I followed the docs, and I’m getting data loss, which is why I’m here…


(Michel Conrado) #10

Well I can’t see or reproduce the issue from my side following the docs. So It can be something else.
If I understand your whole context, it might help to solve it.


#11

Is there any more information I can give you, to help you help me?

I’ll definitely try the scripts, but if there’s any more information I can give just let me know. In the mean time I’ll try and figure out what version of dgraph I’m running as well


(Michel Conrado) #12

The versions from to where. You need to check your N-quads. See if the export is successful. Just open your RDF in any text editor (try vscode - Try to find something strange). Your compose file has only one Alpha? show it complete.

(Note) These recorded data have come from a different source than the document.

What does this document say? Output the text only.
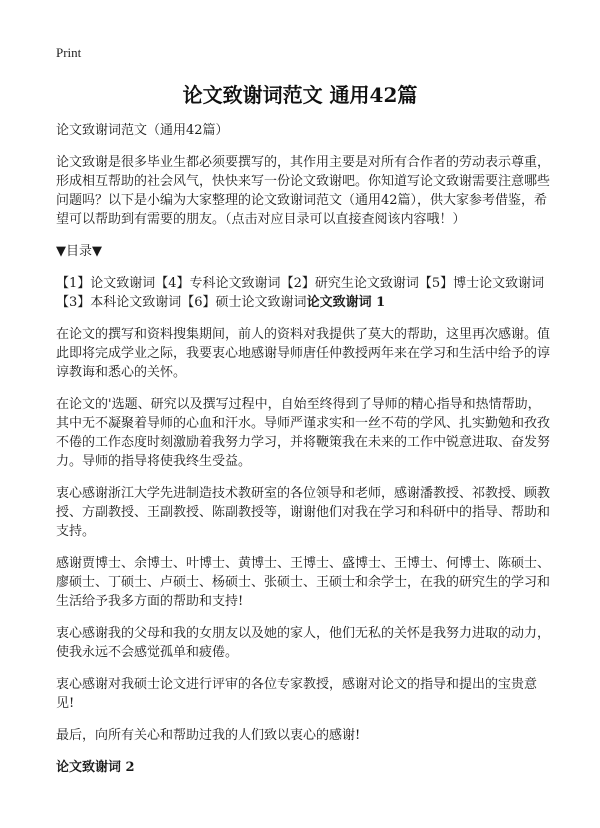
Print
论文致谢词范文 通用42篇

论文致谢词范文（通用42篇）

论文致谢是很多毕业生都必须要撰写的，其作用主要是对所有合作者的劳动表示尊重，形成相互帮助的社会风气，快快来写一份论文致谢吧。你知道写论文致谢需要注意哪些问题吗？以下是小编为大家整理的论文致谢词范文（通用42篇），供大家参考借鉴，希望可以帮助到有需要的朋友。（点击对应目录可以直接查阅该内容哦！）

▼目录▼
【1】论文致谢词【4】专科论文致谢词【2】研究生论文致谢词【5】博士论文致谢词【3】本科论文致谢词【6】硕士论文致谢词论文致谢词 1

在论文的撰写和资料搜集期间，前人的资料对我提供了莫大的帮助，这里再次感谢。值此即将完成学业之际，我要衷心地感谢导师唐任仲教授两年来在学习和生活中给予的谆谆教诲和悉心的关怀。

在论文的'选题、研究以及撰写过程中，自始至终得到了导师的精心指导和热情帮助，其中无不凝聚着导师的心血和汗水。导师严谨求实和一丝不苟的学风、扎实勤勉和孜孜不倦的工作态度时刻激励着我努力学习，并将鞭策我在未来的工作中锐意进取、奋发努力。导师的指导将使我终生受益。

衷心感谢浙江大学先进制造技术教研室的各位领导和老师，感谢潘教授、祁教授、顾教授、方副教授、王副教授、陈副教授等，谢谢他们对我在学习和科研中的指导、帮助和支持。

感谢贾博士、余博士、叶博士、黄博士、王博士、盛博士、王博士、何博士、陈硕士、廖硕士、丁硕士、卢硕士、杨硕士、张硕士、王硕士和余学士，在我的研究生的学习和生活给予我多方面的帮助和支持!

衷心感谢我的父母和我的女朋友以及她的家人，他们无私的关怀是我努力进取的动力，使我永远不会感觉孤单和疲倦。

衷心感谢对我硕士论文进行评审的各位专家教授，感谢对论文的指导和提出的宝贵意见!

最后，向所有关心和帮助过我的人们致以衷心的感谢!

论文致谢词 2
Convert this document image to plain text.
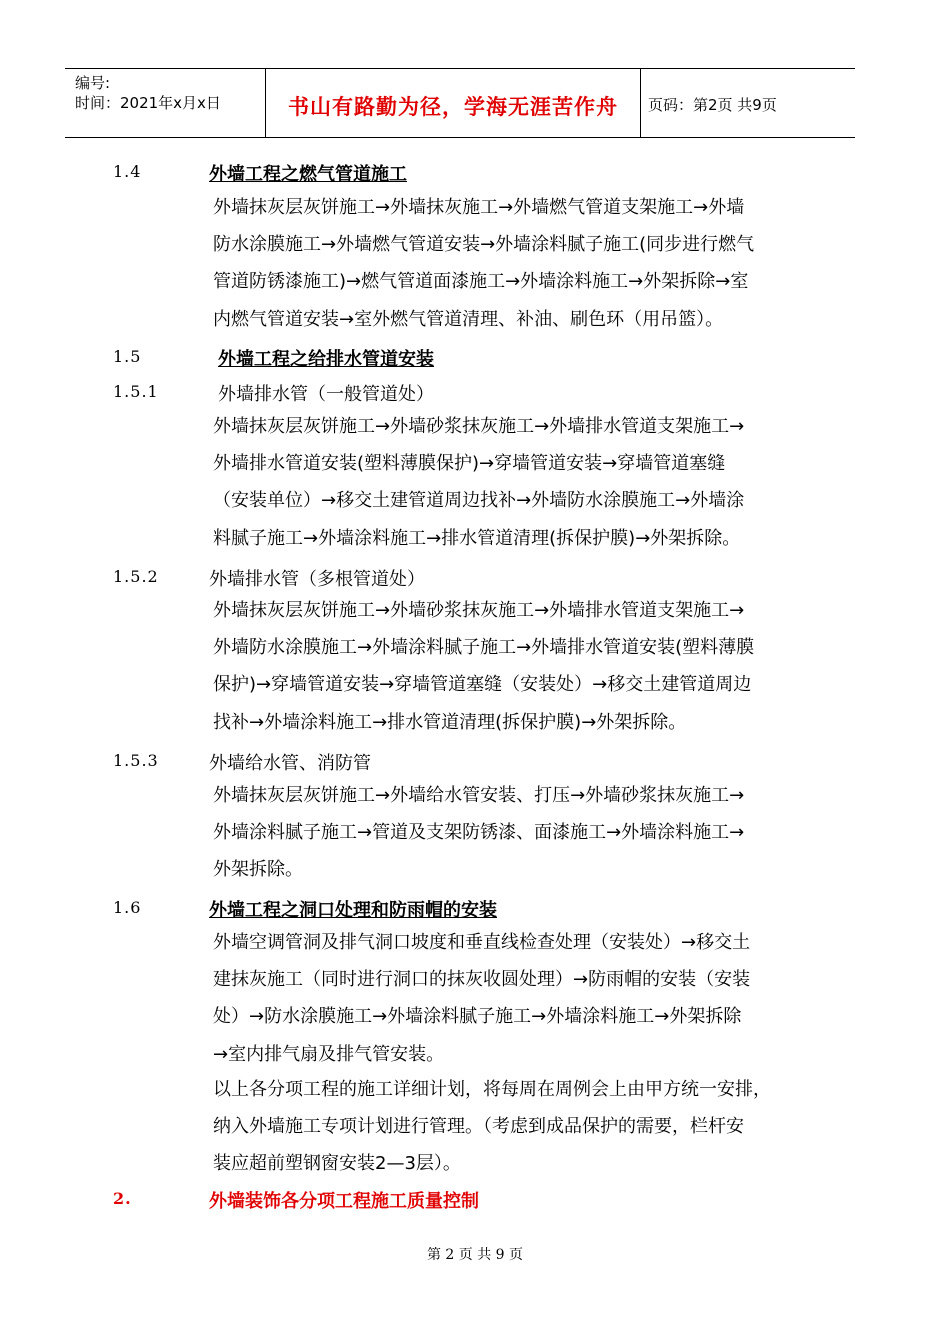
编号:
时间：2021年x月x日	书山有路勤为径，学海无涯苦作舟	页码：第2页 共9页
1.4	外墙工程之燃气管道施工
外墙抹灰层灰饼施工→外墙抹灰施工→外墙燃气管道支架施工→外墙
防水涂膜施工→外墙燃气管道安装→外墙涂料腻子施工(同步进行燃气
管道防锈漆施工)→燃气管道面漆施工→外墙涂料施工→外架拆除→室
内燃气管道安装→室外燃气管道清理、补油、刷色环（用吊篮）。
1.5	外墙工程之给排水管道安装
1.5.1	外墙排水管（一般管道处）
外墙抹灰层灰饼施工→外墙砂浆抹灰施工→外墙排水管道支架施工→
外墙排水管道安装(塑料薄膜保护)→穿墙管道安装→穿墙管道塞缝
（安装单位）→移交土建管道周边找补→外墙防水涂膜施工→外墙涂
料腻子施工→外墙涂料施工→排水管道清理(拆保护膜)→外架拆除。
1.5.2	外墙排水管（多根管道处）
外墙抹灰层灰饼施工→外墙砂浆抹灰施工→外墙排水管道支架施工→
外墙防水涂膜施工→外墙涂料腻子施工→外墙排水管道安装(塑料薄膜
保护)→穿墙管道安装→穿墙管道塞缝（安装处）→移交土建管道周边
找补→外墙涂料施工→排水管道清理(拆保护膜)→外架拆除。
1.5.3	外墙给水管、消防管
外墙抹灰层灰饼施工→外墙给水管安装、打压→外墙砂浆抹灰施工→
外墙涂料腻子施工→管道及支架防锈漆、面漆施工→外墙涂料施工→
外架拆除。
1.6	外墙工程之洞口处理和防雨帽的安装
外墙空调管洞及排气洞口坡度和垂直线检查处理（安装处）→移交土
建抹灰施工（同时进行洞口的抹灰收圆处理）→防雨帽的安装（安装
处）→防水涂膜施工→外墙涂料腻子施工→外墙涂料施工→外架拆除
→室内排气扇及排气管安装。
以上各分项工程的施工详细计划，将每周在周例会上由甲方统一安排，
纳入外墙施工专项计划进行管理。（考虑到成品保护的需要，栏杆安
装应超前塑钢窗安装2—3层）。
2.	外墙装饰各分项工程施工质量控制
第 2 页 共 9 页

You said you’re running by systemd, but why you used a compose file? don’t get it.

BTW, My scripts will get your RDF, inject into the Docker composing, bulk load it and then just run it.


(Javier Alvarado) #13

The bulk loader behaves a little differently from the live loader. Instead of loading to a running (i.e. live) cluster, it writes the data to an offline database ./out/0/p. After the bulk load completes, the p directory needs to be moved to where alpha expects it.

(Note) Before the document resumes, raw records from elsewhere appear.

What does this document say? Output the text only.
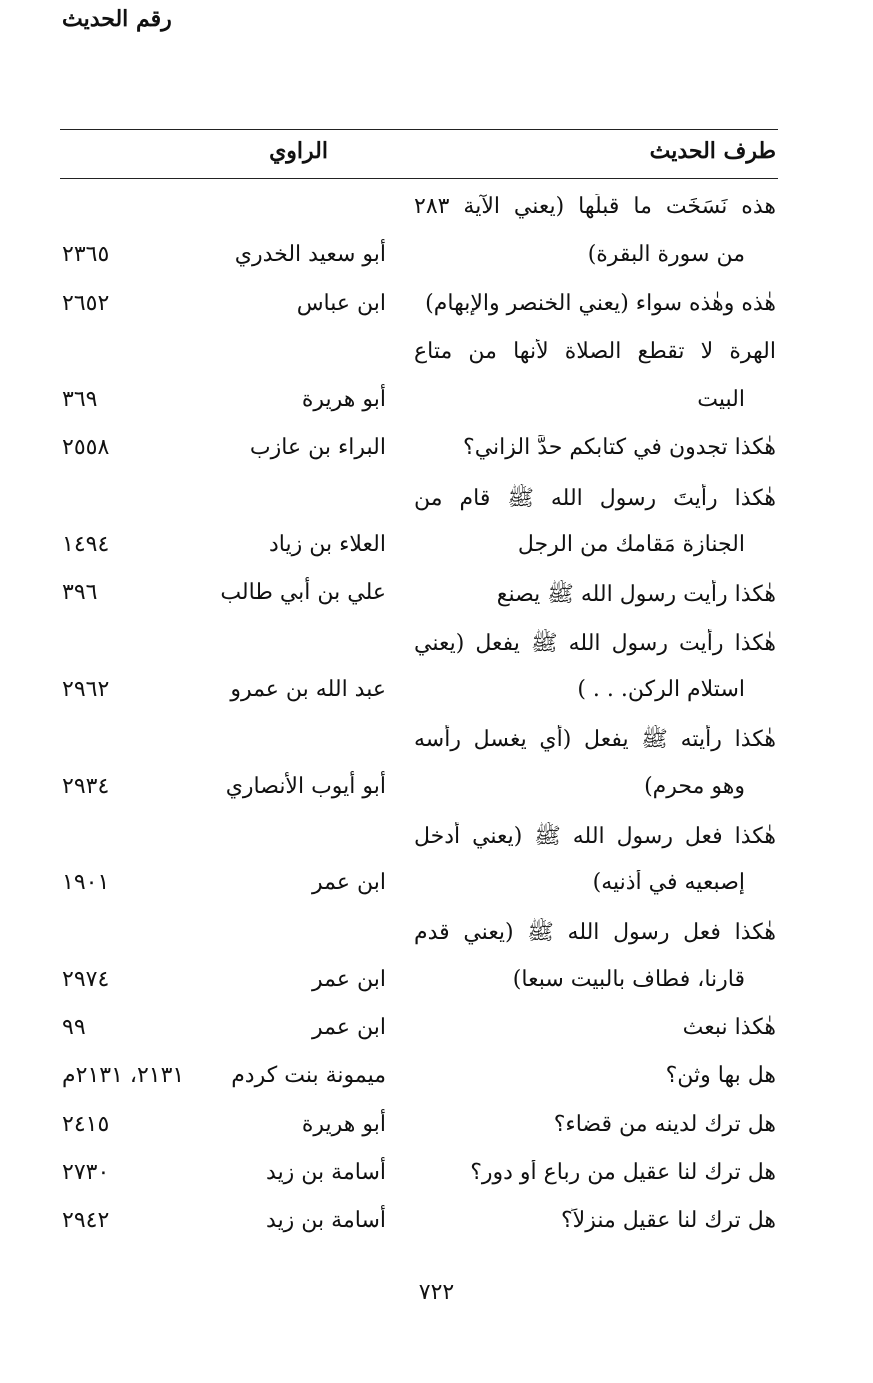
طرف الحديث
الراوي
رقم الحديث
هذه نَسَخَت ما قبلَها (يعني الآية ٢٨٣
من سورة البقرة)
أبو سعيد الخدري
٢٣٦٥
هٰذه وهٰذه سواء (يعني الخنصر والإبهام)
ابن عباس
٢٦٥٢
الهرة لا تقطع الصلاة لأنها من متاع
البيت
أبو هريرة
٣٦٩
هٰكذا تجدون في كتابكم حدَّ الزاني؟
البراء بن عازب
٢٥٥٨
هٰكذا رأيتَ رسول الله ﷺ قام من
الجنازة مَقامك من الرجل
العلاء بن زياد
١٤٩٤
هٰكذا رأيت رسول الله ﷺ يصنع
علي بن أبي طالب
٣٩٦
هٰكذا رأيت رسول الله ﷺ يفعل (يعني
استلام الركن. . . )
عبد الله بن عمرو
٢٩٦٢
هٰكذا رأيته ﷺ يفعل (أي يغسل رأسه
وهو محرم)
أبو أيوب الأنصاري
٢٩٣٤
هٰكذا فعل رسول الله ﷺ (يعني أدخل
إصبعيه في أذنيه)
ابن عمر
١٩٠١
هٰكذا فعل رسول الله ﷺ (يعني قدم
قارنا، فطاف بالبيت سبعا)
ابن عمر
٢٩٧٤
هٰكذا نبعث
ابن عمر
٩٩
هل بها وثن؟
ميمونة بنت كردم
٢١٣١، ٢١٣١م
هل ترك لدينه من قضاء؟
أبو هريرة
٢٤١٥
هل ترك لنا عقيل من رباع أو دور؟
أسامة بن زيد
٢٧٣٠
هل ترك لنا عقيل منزلاً؟
أسامة بن زيد
٢٩٤٢
٧٢٢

See https://docs.dgraph.io/deploy/#bulk-loader for more details.


(Javier Alvarado) #14

Older versions of dgraph have a bug in the option handling that prevented the help flag by itself from working (it works if you ask for help for a subcommand), but you can always run the version subcommand: dgraph version


(Javier Alvarado) #15

A couple of things that may help:

  • What version of dgraph are you using to do the export? Is it v1.0.14 as well? You can get the version from the dgraph version command or the log files, either with the journalctl command or by looking at log files directly.

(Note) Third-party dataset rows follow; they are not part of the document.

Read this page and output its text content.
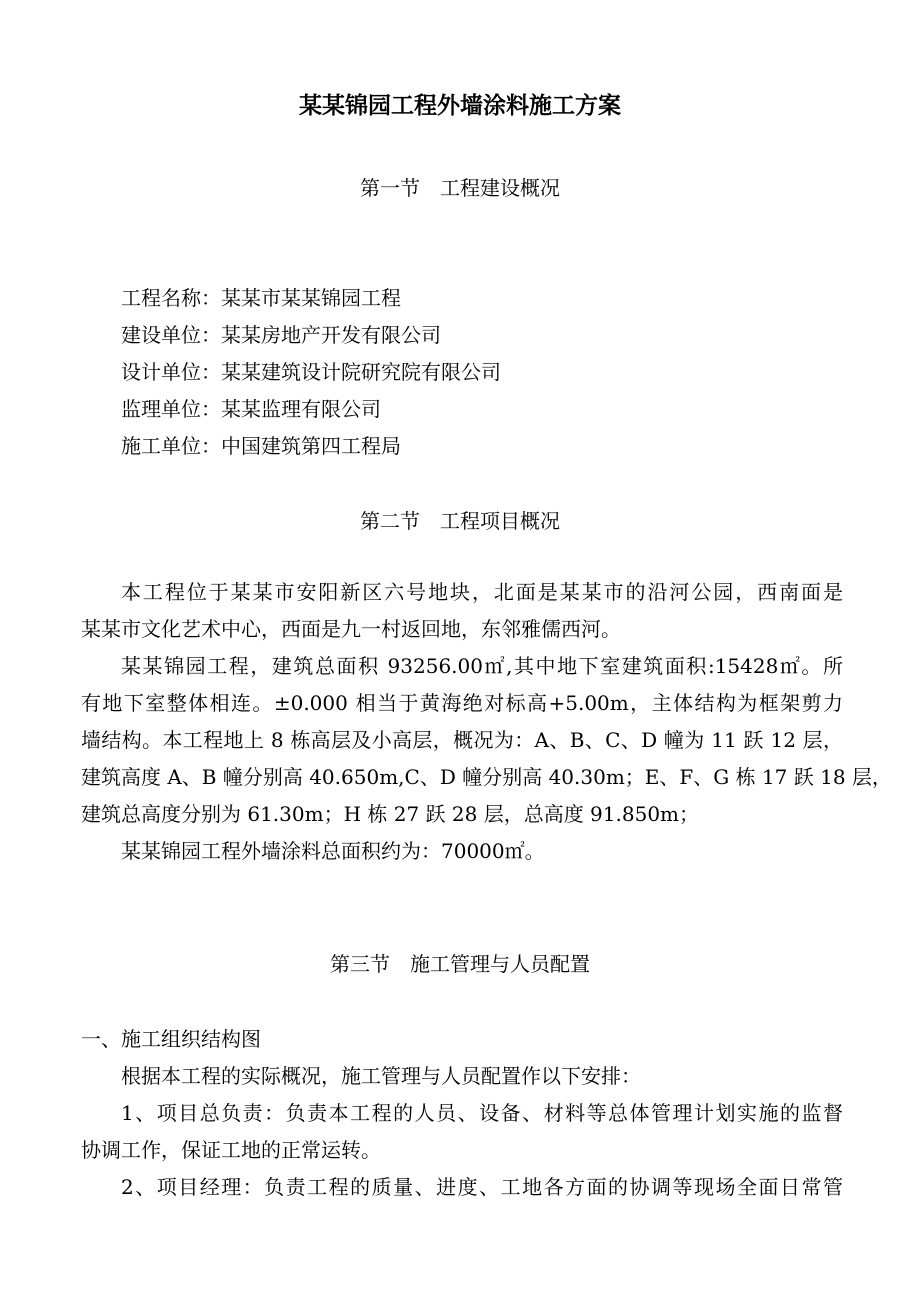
某某锦园工程外墙涂料施工方案
第一节　工程建设概况
工程名称：某某市某某锦园工程
建设单位：某某房地产开发有限公司
设计单位：某某建筑设计院研究院有限公司
监理单位：某某监理有限公司
施工单位：中国建筑第四工程局
第二节　工程项目概况
本工程位于某某市安阳新区六号地块，北面是某某市的沿河公园，西南面是
某某市文化艺术中心，西面是九一村返回地，东邻雅儒西河。
某某锦园工程，建筑总面积 93256.00㎡,其中地下室建筑面积:15428㎡。所
有地下室整体相连。±0.000 相当于黄海绝对标高+5.00m，主体结构为框架剪力
墙结构。本工程地上 8 栋高层及小高层，概况为：A、B、C、D 幢为 11 跃 12 层，
建筑高度 A、B 幢分别高 40.650m,C、D 幢分别高 40.30m；E、F、G 栋 17 跃 18 层，
建筑总高度分别为 61.30m；H 栋 27 跃 28 层，总高度 91.850m；
某某锦园工程外墙涂料总面积约为：70000㎡。
第三节　施工管理与人员配置
一、施工组织结构图
根据本工程的实际概况，施工管理与人员配置作以下安排：
1、项目总负责：负责本工程的人员、设备、材料等总体管理计划实施的监督
协调工作，保证工地的正常运转。
2、项目经理：负责工程的质量、进度、工地各方面的协调等现场全面日常管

  • Can you share what the exported schema looks like? Are the missing attributes (active, type, …) listed there? Do they have the expected types?

  • Do the missing attributes all have some data in the production database? Or are any of them defined in the schema but unused?


#16

Hi @javier - thanks for responding.

dgraph version did the trick - it looks like I’m running version 1.0.11.

Dgraph version   : v1.0.11
Commit SHA-1     : b2a09c5b
Commit timestamp : 2018-12-17 09:50:56 -0800
Branch           : HEAD
Go version       : go1.11.1

I’ve double checked my container version and it is indeed 1.0.14

Dgraph version   : v1.0.14
Commit SHA-1     : 26cb2f94
Commit timestamp : 2019-04-12 13:21:56 -0700
Branch           : HEAD
Go version       : go1.11.5

They aren’t worlds apart, so should that be causing a massive issue?

I can share the exported schema, although I have had to remove a couple of the attributes for confidentiality reasons. As you can see the missing types are there:

name:string @index(exact) . 
type:string @index(exact) . 
email:string @index(exact) . 
active:bool . 
mobile:string @index(exact) . 
can_read:default . 
password:default . 
username:string @index(exact) . 
member_of:uid . 
can_access:uid . 
dgraph.xid:string @index(exact) . 
can_view_shares:uid . 
dgraph.password:password . 
dgraph.group.acl:string . 
dgraph.user.group:uid @reverse . 

All of the attributes I’m trying to query are present on all of the nodes, in the production database. I do, however, have some unused attributes that I was using and now no longer need.

I also looked into the exported RDF file - and I can see the types and values in that file. There are no obvious errors in the RDF export.

Taking this a step further - I took the whole RDF export and ran a set command from the Ratel UI and that seems to work absolutely fine.

So it does seem that the loader isn’t working as opposed to the export.

I did actually try this. I moved the p directory in the out directory into the one my docker container uses, overwriting the existing file(s), but it didn’t make a difference.

Hopefully this gives you enough information to help you, help me. If not - just let me know what else I can provide/try and I will.

While I wait for your feedback I will try the scripts @MichelDiz suggested and see if that works.


(Javier Alvarado) #17

Your load command only specifies the RDF file. Does it make a difference if you specify the schema file with -s /dgraph/dgraph.r40015.u0415.0938/g01.schema.gz as well?

Hm. Did you restart the dgraph alpha process after replacing p?